In Letters to Buriram (2019), Minwook Oh invites us to reflect upon tales from the war. Through letters that never reached its end, into militarized statues of gods in uniform. The events depicted in this film encourage us to imagine the Asian Pacific War beyond known history.
Written texts aside, narratives from the war were cemented between the bricks forming the city. Case in point, a towering structure in the heart of the city, when viewed from an alternate angle, is contrasted with a nearby coast. However, as we peek closer and seep into its ground, a trench sprawls deep beneath the structure.
Each cut and sequence from Letters to Buriram (2019) is a visual manifestation of Minwook’s perspective towards war, the casualties, and historical narratives surrounding the Asian Pacific War in general. Throughout the film, he carries out various cinematic experiments, from the ghastly camera movements hovering through the underground trenches, juxtaposed images and sound, to the symbolic depiction of a child’s longingness for her mother.

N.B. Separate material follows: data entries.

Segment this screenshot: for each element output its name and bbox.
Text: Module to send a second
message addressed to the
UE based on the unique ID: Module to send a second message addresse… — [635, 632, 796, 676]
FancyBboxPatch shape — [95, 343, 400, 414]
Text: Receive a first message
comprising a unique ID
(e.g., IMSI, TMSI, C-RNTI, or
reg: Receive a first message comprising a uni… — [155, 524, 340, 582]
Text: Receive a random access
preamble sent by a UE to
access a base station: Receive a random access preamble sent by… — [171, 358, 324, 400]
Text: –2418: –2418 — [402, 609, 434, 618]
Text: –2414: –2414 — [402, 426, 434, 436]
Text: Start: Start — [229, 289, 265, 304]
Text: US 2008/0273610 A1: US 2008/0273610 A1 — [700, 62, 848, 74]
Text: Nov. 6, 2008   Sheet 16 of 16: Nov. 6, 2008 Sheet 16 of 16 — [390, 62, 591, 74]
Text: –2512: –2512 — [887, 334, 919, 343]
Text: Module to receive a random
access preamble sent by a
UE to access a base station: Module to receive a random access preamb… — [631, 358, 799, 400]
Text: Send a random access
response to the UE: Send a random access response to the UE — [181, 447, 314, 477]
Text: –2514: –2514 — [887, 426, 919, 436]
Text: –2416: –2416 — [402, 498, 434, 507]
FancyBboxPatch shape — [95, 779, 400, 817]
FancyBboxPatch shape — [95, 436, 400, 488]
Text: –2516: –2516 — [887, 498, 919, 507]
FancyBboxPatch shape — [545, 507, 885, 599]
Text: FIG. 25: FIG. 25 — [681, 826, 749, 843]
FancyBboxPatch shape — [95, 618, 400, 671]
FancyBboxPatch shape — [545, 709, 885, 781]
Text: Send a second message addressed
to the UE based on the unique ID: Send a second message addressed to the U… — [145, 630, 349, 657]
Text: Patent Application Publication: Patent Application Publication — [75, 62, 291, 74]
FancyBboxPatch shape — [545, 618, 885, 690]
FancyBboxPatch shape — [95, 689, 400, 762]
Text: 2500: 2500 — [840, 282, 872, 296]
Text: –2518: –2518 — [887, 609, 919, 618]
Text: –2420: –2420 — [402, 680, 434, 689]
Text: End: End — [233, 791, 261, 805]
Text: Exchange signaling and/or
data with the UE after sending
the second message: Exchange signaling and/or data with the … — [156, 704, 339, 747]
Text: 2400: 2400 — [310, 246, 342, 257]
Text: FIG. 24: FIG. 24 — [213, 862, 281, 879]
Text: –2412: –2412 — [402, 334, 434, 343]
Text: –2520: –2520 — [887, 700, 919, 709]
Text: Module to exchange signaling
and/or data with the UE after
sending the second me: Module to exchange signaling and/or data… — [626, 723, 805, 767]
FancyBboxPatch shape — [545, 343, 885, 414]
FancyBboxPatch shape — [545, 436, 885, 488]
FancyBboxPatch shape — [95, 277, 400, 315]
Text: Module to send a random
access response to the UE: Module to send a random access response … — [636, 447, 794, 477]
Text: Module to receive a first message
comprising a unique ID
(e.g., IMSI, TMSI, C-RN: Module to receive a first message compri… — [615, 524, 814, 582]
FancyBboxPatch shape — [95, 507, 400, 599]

One of the methods Minwook uses to embed emotion is through stark juxtapositions of images and sounds. Conflict is displayed in a contrasting manner. This is visible through his depiction of Japan. The city’s bustling crowd is linked to a demonstration towards the Japanese Emperor, as a tourist climbs atop the Hachiko’s statue. On another occasion, Minwook displays a peaceful imagery of Japan. The way Japan is usually portrayed, with its neat burial complex and aesthetical Zen gardens. Minwook deliberately positions himself in reinterpreting historical archives. Specifically, histories regarding the war in Korea, Taiwan, China, and Japan.
Minwook questions the common historical account told mostly from a militaristic perspective. That being said, the treatment of this documentary is not meant for advocacy. In a film discussion themed Nggaer Film, Njogo Kampung (2016), Dyna Herlina explains that an advocacy film works as a tool to address issues from the creator’s analytical point of view for campaigning. By directing the audience to act upon an issue, he/she liberates them.
As an audience, I find that certain portrayals in this film reflect the creator’s highly subjective standpoint. As seen through the piled-up casualties in the sea, woven with the statement: “Humans are victims of the war” (Oh, 2019).
Besides questioning the common history, I also see Minwook’s intention to critique the desire for control. Whether it’s shown through his religious, cultural, and state narratives.
Each event woven in Letters to Buriram (2019) all boil down to one question, “Are tales from the war always as tense as soldier’s marching and military combat drills?”